Obese people are found to be more susceptible to this form of diabetes. People who have an excess amount of abdominal fat are seen to be more prone to this diabetes type. Almost 55% of the people diagnosed with diabetes were obese during the onset. These kinds of persons also have larger risk of releasing chemicals that can lead to cardiovascular diseases, metabolic disorders and other serious disorders.

Glucose control can be attained by performing more exercise, reducing the body weight and reducing carbohydrate intake.

Oral medicines are also prescribed for regulating glucose production by the liver. This can treat the insulin-resistant nature of the disease.

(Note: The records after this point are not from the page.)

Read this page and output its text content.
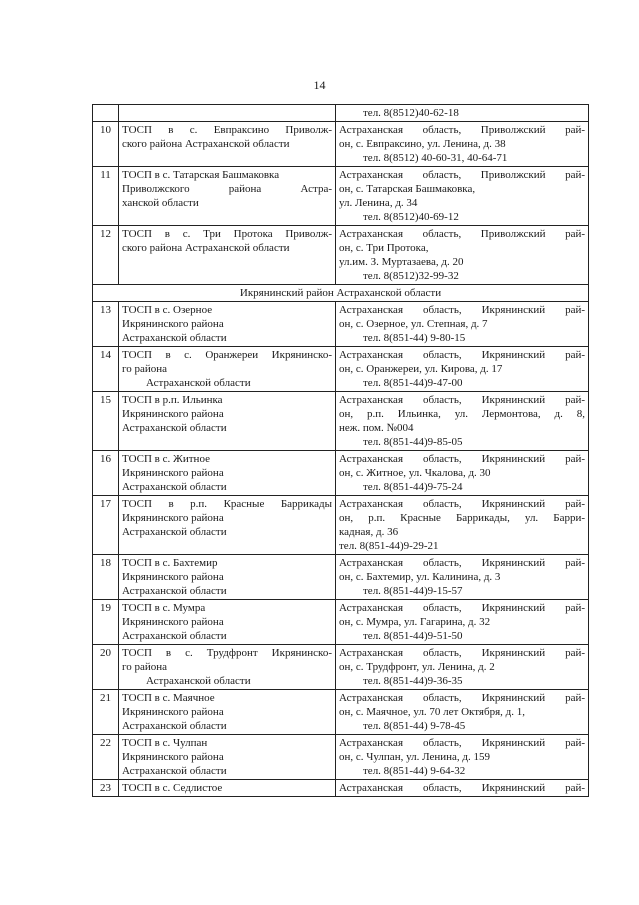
14

		тел. 8(8512)40-62-18

10	ТОСП в с. Евпраксино Приволж-
ского района Астраханской области	Астраханская область, Приволжский рай-
он, с. Евпраксино, ул. Ленина, д. 38
тел. 8(8512) 40-60-31, 40-64-71

11	ТОСП в с. Татарская Башмаковка
Приволжского района Астра-
ханской области	Астраханская область, Приволжский рай-
он, с. Татарская Башмаковка,
ул. Ленина, д. 34
тел. 8(8512)40-69-12

12	ТОСП в с. Три Протока Приволж-
ского района Астраханской области	Астраханская область, Приволжский рай-
он, с. Три Протока,
ул.им. З. Муртазаева, д. 20
тел. 8(8512)32-99-32

Икрянинский район Астраханской области		
13	ТОСП в с. Озерное
Икрянинского района
Астраханской области	Астраханская область, Икрянинский рай-
он, с. Озерное, ул. Степная, д. 7
тел. 8(851-44) 9-80-15

14	ТОСП в с. Оранжереи Икрянинско-
го района
Астраханской области	Астраханская область, Икрянинский рай-
он, с. Оранжереи, ул. Кирова, д. 17
тел. 8(851-44)9-47-00

15	ТОСП в р.п. Ильинка
Икрянинского района
Астраханской области	Астраханская область, Икрянинский рай-
он, р.п. Ильинка, ул. Лермонтова, д. 8,
неж. пом. №004
тел. 8(851-44)9-85-05

16	ТОСП в с. Житное
Икрянинского района
Астраханской области	Астраханская область, Икрянинский рай-
он, с. Житное, ул. Чкалова, д. 30
тел. 8(851-44)9-75-24

17	ТОСП в р.п. Красные Баррикады
Икрянинского района
Астраханской области	Астраханская область, Икрянинский рай-
он, р.п. Красные Баррикады, ул. Барри-
кадная, д. 36
тел. 8(851-44)9-29-21

18	ТОСП в с. Бахтемир
Икрянинского района
Астраханской области	Астраханская область, Икрянинский рай-
он, с. Бахтемир, ул. Калинина, д. 3
тел. 8(851-44)9-15-57

19	ТОСП в с. Мумра
Икрянинского района
Астраханской области	Астраханская область, Икрянинский рай-
он, с. Мумра, ул. Гагарина, д. 32
тел. 8(851-44)9-51-50

20	ТОСП в с. Трудфронт Икрянинско-
го района
Астраханской области	Астраханская область, Икрянинский рай-
он, с. Трудфронт, ул. Ленина, д. 2
тел. 8(851-44)9-36-35

21	ТОСП в с. Маячное
Икрянинского района
Астраханской области	Астраханская область, Икрянинский рай-
он, с. Маячное, ул. 70 лет Октября, д. 1,
тел. 8(851-44) 9-78-45

22	ТОСП в с. Чулпан
Икрянинского района
Астраханской области	Астраханская область, Икрянинский рай-
он, с. Чулпан, ул. Ленина, д. 159
тел. 8(851-44) 9-64-32

23	ТОСП в с. Седлистое	Астраханская область, Икрянинский рай-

Diagnosis has to be carried out as early as possible to better the treatment.

Blood & Urine Tests: The urine of a healthy person is devoid of any glucose. However during diabetes, a certain amount of glucose may be present in the urine.

If glucose presence is detected, another test called the Glucose Tolerance Test to confirm diabetes.

Glucose Tolerance Test: This test is also called Oral Glucose Tolerance Test (OGTT). One has to refrain from eating & drinking prior to 8-12 hours of taking food. Intake of particular medications also has to be stopped before the test. The procedure begins with taking the blood sample after observing the above mentioned instructions. A glucose drink is then given. After a stipulated time period, the blood sample is taken again. The glucose levels from the 2 blood samples is compared & assessed.

The glucose level for a diabetic person is more than 7mmol/l prior to test & 11mmol/l 2 hours after the test.